Gleichzeitig baut das Unternehmen im nächsten Jahr das Geschäft in Skandinavien aus. Dänemark und Schweden seien sehr interessante Märkte, auch wegen der Nähe zu Deutschland, sagt Schwämmlein. Dort wollen sie starten. Von Bordeaux nach Bukarest kann der Kunde schon fahren, da könnte es auch noch weitergehen. „Am liebsten wäre mir, wenn die Menschen in Shanghai, Singapur und Stuttgart gleich über grüne Busse nachdenken, wenn sie von A nach B wollen“, sagt Schwämmlein, und es klingt nicht wirklich abwegig angesichts der Entwicklung seit 2012.

Schwämmlein, selbst geprüfter Omnibusunternehmer, aber ohne Busführerschein, betont, dass Flixbus kein Busunternehmen ist, sondern ein Mobilitäts- oder Technologieunternehmen. Und eine Marke. Immerhin: Einen Bus besitzt die Firma („Den müssen Sie als Unternehmer in der Branche haben“). Die rund 1000 Flixbusse gehören allerdings rund 250 Partnerbetrieben, davon 150 in Deutschland, durchweg Mittelständler. Flixbus selbst entwickelt das Netz, organisiert den Betrieb und wickelt die Buchungen ab. Von den Einnahmen landen etwa drei Viertel bei den Partnern, etwa ein Viertel bei den Münchnern. Die vermitteln also streng genommen nur Fahrten gegen Gebühr.

Was unterscheidet Flixbus dann von Uber? „Unsere Autos sind schöner und größer“, sagt Schwämmlein. Man sei auf Langstrecke unterwegs nicht auf Kurzstrecke. Und das Wesentliche: „Wir arbeiten mit Unternehmen als Partnern zusammen und nicht mit Einzelfahrern, die das nebenbei machen. So schaffen wir Tausende neue Jobs in der Region.“ Knapp 1000 sind es im Unternehmen selbst, weitere bis zu 5000 bei den Buspartnern.

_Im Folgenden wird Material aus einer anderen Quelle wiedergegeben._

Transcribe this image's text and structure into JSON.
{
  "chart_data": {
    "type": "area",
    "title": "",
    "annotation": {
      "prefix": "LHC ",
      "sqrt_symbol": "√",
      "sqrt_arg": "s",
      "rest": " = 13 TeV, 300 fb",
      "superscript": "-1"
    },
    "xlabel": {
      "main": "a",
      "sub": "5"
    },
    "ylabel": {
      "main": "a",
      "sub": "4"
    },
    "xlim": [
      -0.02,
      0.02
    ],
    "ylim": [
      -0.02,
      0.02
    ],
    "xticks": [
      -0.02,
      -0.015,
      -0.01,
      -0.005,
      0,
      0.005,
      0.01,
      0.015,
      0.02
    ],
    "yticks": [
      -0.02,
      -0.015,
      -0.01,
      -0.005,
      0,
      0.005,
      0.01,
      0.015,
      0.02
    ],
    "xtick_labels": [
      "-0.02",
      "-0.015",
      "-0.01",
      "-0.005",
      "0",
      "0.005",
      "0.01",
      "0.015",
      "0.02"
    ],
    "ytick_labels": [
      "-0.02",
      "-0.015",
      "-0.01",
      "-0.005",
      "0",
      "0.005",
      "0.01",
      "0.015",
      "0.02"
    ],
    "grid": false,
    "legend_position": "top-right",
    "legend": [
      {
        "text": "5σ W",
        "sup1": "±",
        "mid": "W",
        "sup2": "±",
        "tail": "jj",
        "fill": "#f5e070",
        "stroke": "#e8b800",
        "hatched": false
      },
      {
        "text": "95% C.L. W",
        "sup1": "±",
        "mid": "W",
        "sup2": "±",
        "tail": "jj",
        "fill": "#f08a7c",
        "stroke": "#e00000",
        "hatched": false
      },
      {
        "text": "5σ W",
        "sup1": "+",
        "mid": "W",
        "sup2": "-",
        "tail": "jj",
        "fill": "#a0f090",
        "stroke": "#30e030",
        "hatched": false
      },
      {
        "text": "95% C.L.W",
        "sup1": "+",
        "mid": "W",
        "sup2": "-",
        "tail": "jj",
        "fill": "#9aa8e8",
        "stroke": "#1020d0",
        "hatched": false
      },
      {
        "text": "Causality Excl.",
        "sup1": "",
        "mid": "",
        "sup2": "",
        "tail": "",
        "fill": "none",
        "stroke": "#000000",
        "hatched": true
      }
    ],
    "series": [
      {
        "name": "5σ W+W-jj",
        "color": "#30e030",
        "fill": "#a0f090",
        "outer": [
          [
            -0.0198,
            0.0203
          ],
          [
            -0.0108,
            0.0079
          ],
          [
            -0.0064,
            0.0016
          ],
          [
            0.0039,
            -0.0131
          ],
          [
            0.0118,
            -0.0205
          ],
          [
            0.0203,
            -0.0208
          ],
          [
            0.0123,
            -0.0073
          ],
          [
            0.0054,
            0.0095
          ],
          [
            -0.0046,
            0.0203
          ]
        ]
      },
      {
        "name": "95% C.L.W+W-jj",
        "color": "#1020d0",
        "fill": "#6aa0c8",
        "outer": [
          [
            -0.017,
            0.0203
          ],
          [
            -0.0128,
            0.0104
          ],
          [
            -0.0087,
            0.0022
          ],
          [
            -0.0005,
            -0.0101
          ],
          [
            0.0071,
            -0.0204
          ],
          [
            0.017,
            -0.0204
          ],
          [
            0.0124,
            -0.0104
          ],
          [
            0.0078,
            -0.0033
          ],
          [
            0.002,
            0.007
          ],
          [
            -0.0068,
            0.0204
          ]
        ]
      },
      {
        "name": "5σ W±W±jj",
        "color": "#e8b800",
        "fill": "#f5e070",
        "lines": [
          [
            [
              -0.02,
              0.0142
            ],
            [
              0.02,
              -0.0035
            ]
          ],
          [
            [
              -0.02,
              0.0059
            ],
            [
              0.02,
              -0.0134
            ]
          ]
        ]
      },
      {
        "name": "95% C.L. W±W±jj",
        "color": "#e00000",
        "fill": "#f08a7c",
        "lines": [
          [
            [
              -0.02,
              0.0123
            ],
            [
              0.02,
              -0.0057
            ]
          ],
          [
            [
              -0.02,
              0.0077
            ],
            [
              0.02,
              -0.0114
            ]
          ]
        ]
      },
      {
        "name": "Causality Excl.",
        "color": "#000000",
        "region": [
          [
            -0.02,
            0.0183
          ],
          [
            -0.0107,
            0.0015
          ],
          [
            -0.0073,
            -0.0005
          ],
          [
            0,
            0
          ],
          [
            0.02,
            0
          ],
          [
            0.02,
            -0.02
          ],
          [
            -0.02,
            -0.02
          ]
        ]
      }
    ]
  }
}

Die Busse rechnen sich für alle Beteiligten, wenn sie im Schnitt zu mehr als 60 Prozent ausgelastet sind, wie Schwämmlein sagt. Ungefähr da liegt auch der Wert derzeit. Im deutschsprachigen Raum ist Flixbus in diesem Jahr bereits profitabel, in anderen Regionen wird weiter in Wachstum investiert – was rote Zahlen bedeutet. „Wir sind noch nicht da, wo wir sein wollen“, sagt der Firmenchef, „aber es funktioniert.“

„Ich habe noch Ideen für zehn, 15 Jahre“

Flixbus gehört zu etwa je einem Drittel den Gründern um Schwämmlein, Risikokapitalgebern wie Holtzbrinck Ventures und dem US-Finanzinvestor General Atlantic. Vor allem die Investoren wollen irgendwann einen Ertrag für ihr Geld sehen, etwa durch einen Börsengang oder den Verkauf der Anteile. So weit ist es offenbar noch nicht. „Ich baue das nicht auf, wenn ich mich Jahre vorher damit beschäftige, wie ich es loswerde“, sagt Schwämmlein. Also erst einmal kein Börsengang. Zum Wert des Unternehmens oder zu den Ausgaben für Zukäufe sagt er nichts. Aber: „Ich habe noch Ideen für zehn, 15 Jahre.“

Eine ist es, Flixbus zum Flughafenzubringer zu machen. Gespräche mit Lufthansa und Air Berlin laufen offenbar. Schwämmlein will verschiedene Verkehrsmittel besser kombinieren. Darüber würde er sogar mit der Deutschen Bahn reden. Weitere Buslinien-Zukäufe sind derzeit nicht geplant, „jedenfalls weiß ich nichts davon“, sagt er. Es ist ja auch nichts Nennenswertes mehr übrig.